Jindal administration wants to pull $2 million from LDWF’s Conservation Fund to help balance budget.
Among the contingencies propping up Gov. Bobby Jindal’s budget proposal is a unique and possibly unprecedented land deal involving the state selling properties at a significant markup to, well, itself. That’s the latest twist in the winding debate over Jindal’s proposed $24.7 billion budget, which is short on revenues by about $1.3 billion.To fill that revenue hole, the administration is grabbing money from various dedicated funds (including the Artificial Reef Fund) and betting on contingencies that include privatization contracts, 11 land deals and other mechanisms that conservative lawmakers say are fiscally uncertain — despite recent assurances from Commissioner of Administration Kristy Nichols that they’re safe bets.
One of the proposals would transfer 29 lots of property totaling slightly more than 3,080 acres from the Office of State Lands to the Department of Wildlife and Fisheries, which would pay $2 million from the agency’s Conservation Fund in return.
Intended to be used with wildlife refuges and management areas, the lands are located in Ascension, Bienville, Bossier, Franklin, Grant, Pointe Coupee, Rapides, St. Charles, St. Tammany, Tangipahoa and West Feliciana parishes.
The state acquired the parcels at little or no cost.
“But they still have a cumulative value of $2 million,” said Michael DiResto, the division’s assistant commissioner of policy and communications.
That the state is selling land to itself for use as wildlife management areas and refuges is unprecedented in recent memory, LDWF attorney Cole Garrett said.
“It hasn’t happened in the three years I’ve been here,” he says, adding that “no one else I’ve spoken with can recall it happening before.”
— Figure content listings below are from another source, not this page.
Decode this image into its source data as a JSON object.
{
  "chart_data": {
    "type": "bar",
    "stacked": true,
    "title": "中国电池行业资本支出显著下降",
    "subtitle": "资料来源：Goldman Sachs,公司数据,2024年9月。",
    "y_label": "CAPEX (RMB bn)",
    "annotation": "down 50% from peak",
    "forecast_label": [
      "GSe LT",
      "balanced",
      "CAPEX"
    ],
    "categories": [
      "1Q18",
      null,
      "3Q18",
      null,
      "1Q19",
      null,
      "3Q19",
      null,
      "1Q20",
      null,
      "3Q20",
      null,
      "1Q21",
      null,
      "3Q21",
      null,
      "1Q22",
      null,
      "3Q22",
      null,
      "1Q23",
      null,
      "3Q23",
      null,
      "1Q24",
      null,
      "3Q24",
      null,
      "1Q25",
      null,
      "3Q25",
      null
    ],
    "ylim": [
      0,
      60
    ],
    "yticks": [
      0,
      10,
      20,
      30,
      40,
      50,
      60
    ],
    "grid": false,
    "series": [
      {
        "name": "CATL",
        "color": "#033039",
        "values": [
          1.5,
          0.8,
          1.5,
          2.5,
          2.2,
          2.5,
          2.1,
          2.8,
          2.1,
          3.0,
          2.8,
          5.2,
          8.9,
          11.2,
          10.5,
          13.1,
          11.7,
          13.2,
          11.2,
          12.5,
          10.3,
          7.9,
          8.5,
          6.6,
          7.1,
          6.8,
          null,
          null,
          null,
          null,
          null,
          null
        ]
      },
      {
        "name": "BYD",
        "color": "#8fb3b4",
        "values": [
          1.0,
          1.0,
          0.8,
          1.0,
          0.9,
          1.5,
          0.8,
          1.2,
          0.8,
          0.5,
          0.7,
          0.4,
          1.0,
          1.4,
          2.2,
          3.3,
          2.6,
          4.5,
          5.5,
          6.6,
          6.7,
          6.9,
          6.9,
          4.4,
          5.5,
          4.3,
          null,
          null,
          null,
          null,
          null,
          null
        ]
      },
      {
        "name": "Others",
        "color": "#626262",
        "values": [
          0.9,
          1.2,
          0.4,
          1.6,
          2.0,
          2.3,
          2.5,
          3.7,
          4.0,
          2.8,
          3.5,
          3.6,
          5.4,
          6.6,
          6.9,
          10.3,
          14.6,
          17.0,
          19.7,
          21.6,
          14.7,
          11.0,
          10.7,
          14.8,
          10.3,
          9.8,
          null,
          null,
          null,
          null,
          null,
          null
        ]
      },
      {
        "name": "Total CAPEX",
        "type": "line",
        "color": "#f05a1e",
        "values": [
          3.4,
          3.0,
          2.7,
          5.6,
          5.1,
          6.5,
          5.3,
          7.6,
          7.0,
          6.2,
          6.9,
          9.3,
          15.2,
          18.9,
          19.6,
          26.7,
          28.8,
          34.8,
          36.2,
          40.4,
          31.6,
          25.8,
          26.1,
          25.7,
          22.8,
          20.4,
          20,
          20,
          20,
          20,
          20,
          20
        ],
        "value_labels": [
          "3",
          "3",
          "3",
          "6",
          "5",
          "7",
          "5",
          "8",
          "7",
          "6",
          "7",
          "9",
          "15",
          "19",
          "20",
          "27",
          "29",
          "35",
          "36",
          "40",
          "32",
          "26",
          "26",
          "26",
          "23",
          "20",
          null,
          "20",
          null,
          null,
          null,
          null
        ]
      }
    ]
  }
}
When asked to identify similar land deals dating back farther, the Division of Administration was unable to provide any information.
The state routinely transfers property to governmental entities at no cost. In the current legislative session, four bills would transfer land from the state to the cities of Pineville and Ruston, as well as Lafourche, Orleans and St. Martin parishes. In Lafourche, the land would be used for a public boat launch.
DiResto said the administration is “simply using diligence in managing state resources, using vacant land parcels owned by the Office of State Lands that are adjacent to wildlife management areas or refuges and incorporating them into Wildlife and Fisheries’ management areas to provide recreational opportunities.”
How much anglers and others would actually use those lands is another matter. According to information and documents released by the Division of Administration for this story, the properties include former lakes that are now dry beds, lands that reverted from federal to state ownership and one tract that is a batture or elevated riverbed.
LDWF Secretary Robert Barham said his team is always looking for add-ons, and that various terrains are needed to accommodate everyone from campers and hikers to bird watchers and nature photographers.
“To that end, we have been working with State Lands to identify properties that could be incorporated as WMA properties, and will continue to do so,” Barham said.
Taking $2 million from the Conservation Fund to help Jindal balance his proposed budget is also problematic. The fund is already under attack on another front.
The administration wants to pull $20.6 million out of the Artificial Reef Development Fund — to which the oil and gas industry contributes — that helps create underwater habitats using decommissioned drilling rigs.
Jindal already has taken $45 million from the reef fund since the 2009-10 fiscal year.
Members of the Louisiana Wildlife and Fisheries Commission, all appointed by the governor, are close to filing a lawsuit over the matter. They argue the money should be used as intended, not how the governor sees fit.
“The (rigs-to-reefs) donations are made to the Conservation Fund, which is constitutionally protected,” Louisiana Wildlife Federation Executive Director Rebecca Triche said.